Named the 13th director of athletics in Clemson history on Dec. 1, 2012, Radakovich has continuously led the Tiger athletic department to high achievements both on the field and in the classroom while developing significant upgrades in finance and facilities.
Radakovich was named the SportsBusiness Journal Athletics Director of the Year for 2016, after being named a finalist in 2015. Since his arrival in December 2012, the athletic department has received approvals for $176 million in capital project improvements and has increased spending on direct student-athlete development programs including nutrition, mental health and professional development. His department has increased overall revenue from $69 million in fiscal year 2014 to a budgeted $110 million in FY18.
Radakovich came to Clemson with a wealth of experience after serving in significant athletic administrative roles at Miami (Fla.), Long Beach State, South Carolina and Louisiana State in addition to athletic directorships at American University and Georgia Tech. His administrative career spans over 26 years.
College football entered a new era in 2014 with the College Football Playoff, and he was at the forefront. He was one of 13 people, including one of only five FBS directors of athletics, to be named to the committee.
In 2012, he was named by NCAA President Mark Emmert as one of 10 directors of athletics to a new advisory commission charged with making recommendations for the future of NCAA rules and policies.
In his first full year as director of athletics in 2013-14, Clemson had a strong all-around performance on the field and in the classroom. Clemson was one of just three programs nationally to win at least 11 football games, 23 men’s basketball games and 36 baseball games over the course of the academic year. Each of the Tiger sport programs exceeded the NCAA baseline standards for Academic Progress Rate, and six programs posted perfect 1000 single-year scores, including men’s and women’s cross country, diving, women’s soccer, women’s tennis and volleyball.
Radakovich came to Clemson from Georgia Tech, where he served with distinction for six years (2006-12). Just Clemson’s fifth director of athletics since 1940, he replaced Terry Don Phillips, who retired after over 10 years directing the program.
During his career at Georgia Tech, it had 51 teams advance to either NCAA Tourney play or bowl games in his six years. That includes five sports (football, women’s basketball, softball, women’s tennis, men’s golf) that made the postseason every year. The baseball program missed just once.
A total of 11 different sports programs finished in the top 25 of at least one major poll 27 times. That includes a National Championship women’s tennis program in 2007, just its second team title in history. There were 14 ACC titles celebrated in addition to nine regular-season conference or division titles.
The football program played in a bowl game each year he was at Georgia Tech, including the 2010 Orange Bowl, the program’s first BCS-level bowl appearance since the 1967 Orange Bowl.
On an individual basis, the program had 51 first-team All-Americans in 10 sports, 30 academic All-Americans, two national coach-of-the-year selections and two national player-of-the-year selections. The program had 13 ACC Coach-of-the-Year and 13 ACC Player-of-the-Year choices as well.
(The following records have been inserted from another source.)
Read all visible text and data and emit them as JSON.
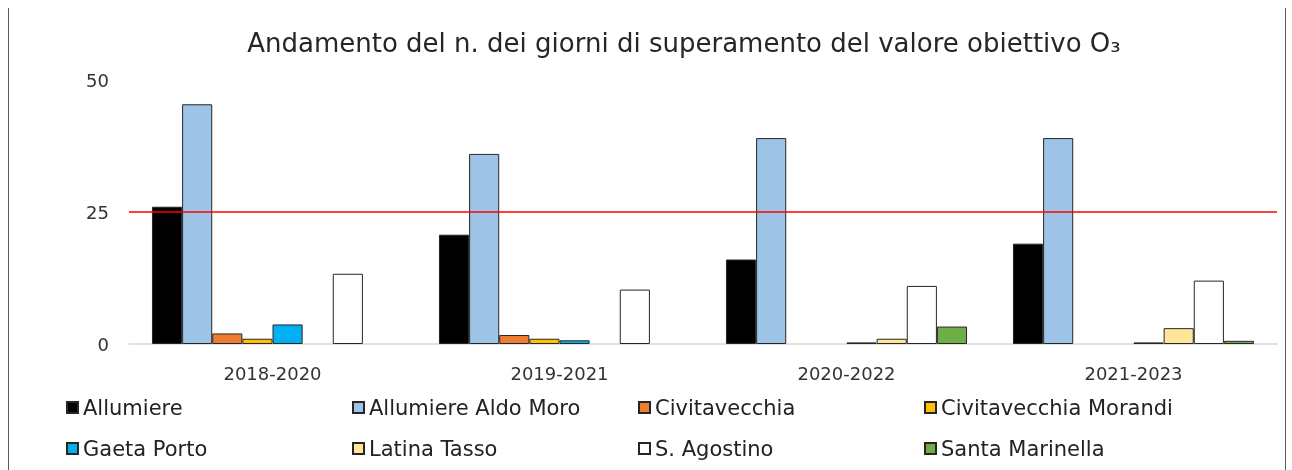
{
  "chart_data": {
    "type": "bar",
    "title": "Andamento del n. dei giorni di superamento del valore obiettivo O₃",
    "categories": [
      "2018-2020",
      "2019-2021",
      "2020-2022",
      "2021-2023"
    ],
    "series": [
      {
        "name": "Allumiere",
        "color": "#000000",
        "values": [
          26,
          20.7,
          16,
          19
        ]
      },
      {
        "name": "Allumiere Aldo Moro",
        "color": "#9dc3e6",
        "values": [
          45.4,
          36,
          39,
          39
        ]
      },
      {
        "name": "Civitavecchia",
        "color": "#ed7d31",
        "values": [
          2,
          1.7,
          null,
          null
        ]
      },
      {
        "name": "Civitavecchia Morandi",
        "color": "#ffc000",
        "values": [
          1,
          1,
          null,
          null
        ]
      },
      {
        "name": "Gaeta Porto",
        "color": "#00b0f0",
        "values": [
          3.7,
          0.7,
          0.3,
          0.3
        ]
      },
      {
        "name": "Latina Tasso",
        "color": "#ffe699",
        "values": [
          null,
          null,
          1,
          3
        ]
      },
      {
        "name": "S. Agostino",
        "color": "#ffffff",
        "values": [
          13.3,
          10.3,
          11,
          12
        ]
      },
      {
        "name": "Santa Marinella",
        "color": "#70ad47",
        "values": [
          null,
          null,
          3.3,
          0.6
        ]
      }
    ],
    "ylim": [
      0,
      50
    ],
    "yticks": [
      0,
      25,
      50
    ],
    "legend": "bottom",
    "ref_lines": [
      {
        "axis": "y",
        "value": 25,
        "color": "#ff0000"
      }
    ]
  }
}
The construction of new facilities or upgrades to existing ones was a focus of Radakovich’s tenure with the Yellow Jacket program. The John & Mary Brock Football Practice Facility, which opened in 2011, and McCamish Pavilion, which opened for basketball in 2012, are two of the top facilities of their kind in college athletics.
Radakovich also initiated the Athletic Director’s Initiative Fund, started in 2006, which raised cash and pledges of more than $12 million.
The Aliquippa, Pa., native was first made aware of Tiger athletics through the basketball exploits of Butch Zatezalo, who was from the same town. Zatezalo was a three-time All-ACC Tiger whose legendary 25-point scoring nights received a lot of attention in Pennsylvania in the 1960s when Radakovich was a youth.
Prior to his tenure at Georgia Tech, Radakovich worked as a senior associate athletic director at Louisiana State from 2001-06. He had many responsibilities that dealt with the football program and worked closely with then Head Coach Nick Saban, including the year (2003) the Tigers won the National Championship.
He became a director of athletics for the first time at American University in Washington, D.C. in 2000.
Between 1994 and 2000, Radakovich served as chief financial officer at South Carolina. During that time, he worked with current Clemson football administrators Woody McCorvey and Brad Scott.
He gained experience on the West Coast from 1989-94, when he was a senior associate athletic director at Long Beach State. He got his start in administration at Miami (Fla.) in 1983 as the athletic business manager.
Radakovich is a 1980 graduate of Indiana (Pa.), where he earned a bachelor’s degree in finance. He was also a football letterman and student coach with the Crimson Hawk program. He was enshrined into the Beaver County Sports Hall of Fame in 2008 and was recognized as a distinguished alumnus from Indiana (Pa.) in 2009. He earned his master’s degree in business administration from Miami (Fla.) in 1982.
Radakovich, born June 9, 1958, and his wife, Marcie, have two sons, Christian, a 2012 Georgia Tech graduate, and Grant, a 2015 Mercer University graduate who joined the Clemson football program this summer.